New Delhi: The Indian Space Research Organization (ISRO) on Sunday launched Brazil’s first indigenously made satellite, Amazonia-1, onboard its old warhorse PSLV from Satish Dhawan Space Centre in Sriharikota, Andhra Pradesh. It is also ISRO's first space mission of 2021.
The rocket PSLV C-51 blasted off from the first launch pad at Sriharikota at around 10:24 am, marking the 53rd successful spaceflight of PSLV. It was also the first dedicated commercial mission of the New Space India Ltd (NSIL), a newly formed public sector undertaking under the Department of Space.
Amazonia-1 is the first optical earth observation satellite which has been designed, integrated, tested and operated by National Institute for Space Research (INPE), Brazil. The satellite weighing 637 kg will provide remote sensing data to users for monitoring deforestation in the Amazon region and analyse the diversified agriculture across the Brazilian territory over the next four years.
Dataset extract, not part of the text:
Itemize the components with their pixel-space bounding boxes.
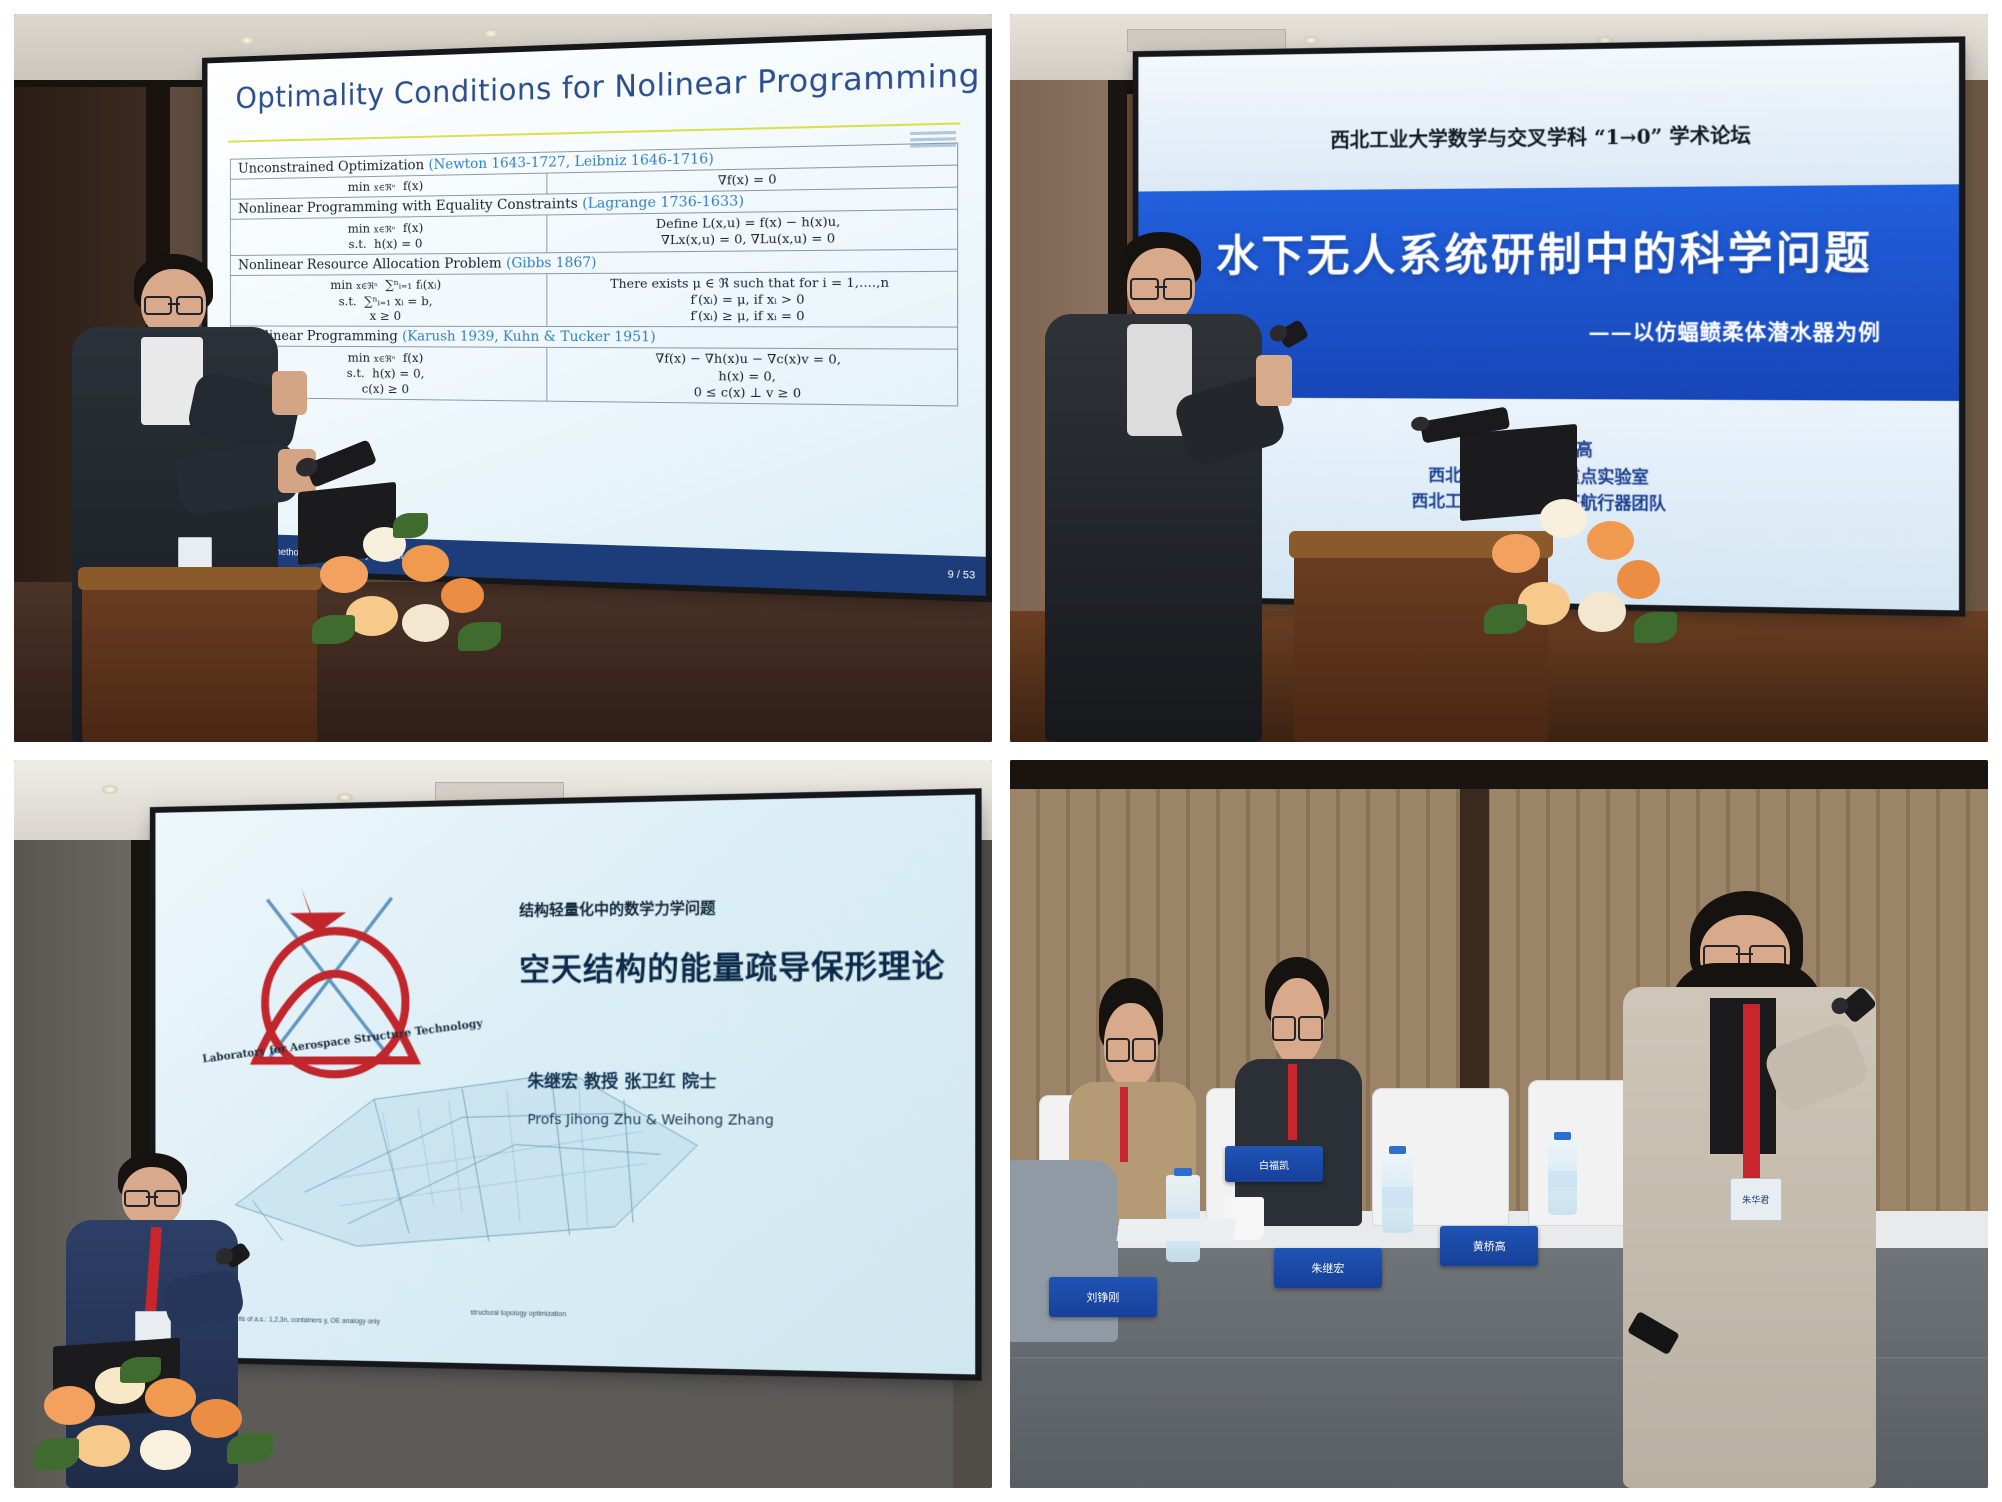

The satellite will be injected into the designated orbit within 18 minutes of the launch.
Apart from the primary payload- Amazonia-1, the 44.4 metres tall rocket also carried 18 other co-passenger satellites including SDSAT and UNITYsat.
Named after acclaimed rocket scientist, SDSAT is a nano-satellite built by Space Kidz India. It is intended to study the radiation levels and demonstrate long range communication technologies.
While UNITYsat is a combination of three satellites designed and built jointly by Jeppiar Institute of Technology, Sriperumbudur (JITsat), G H Raisoni College of Engineering, Nagpur and Shri Shakti Institute of Engineering and technology, Coimbatore. The satellite is intended to provide radio relay services. There is another Indian satellite onboard named SindhuNetra for technology demonstration.
Apart from that, the mission carried US satellite - SAI-1 Nanoconnect-2 for tech demonstration and 12 other satellites from US - SpaceBEEs for two way satellite communications and data relay. The last co-passenger satellite will get separated from the rocket two hours after the take off, ISRO stated.
India has so far sent 342 foreign satellites into space from as many as 34 countries.
With this launch, ISRO has kickstarted its commercial operations for this year, which are being executed by NSIL which was set up in March 2019 to commercially exploit the research and development work of ISRO centres and constituent units of DOS. It also looks into manufacturing of small satellite launch vehicle (SSLV) in collaboration with the private sector, production of PSLVs through Indian Industry, marketing of space based products and services, including launch and application and transfer of technology developed by ISRO centres and constituent units of DOS.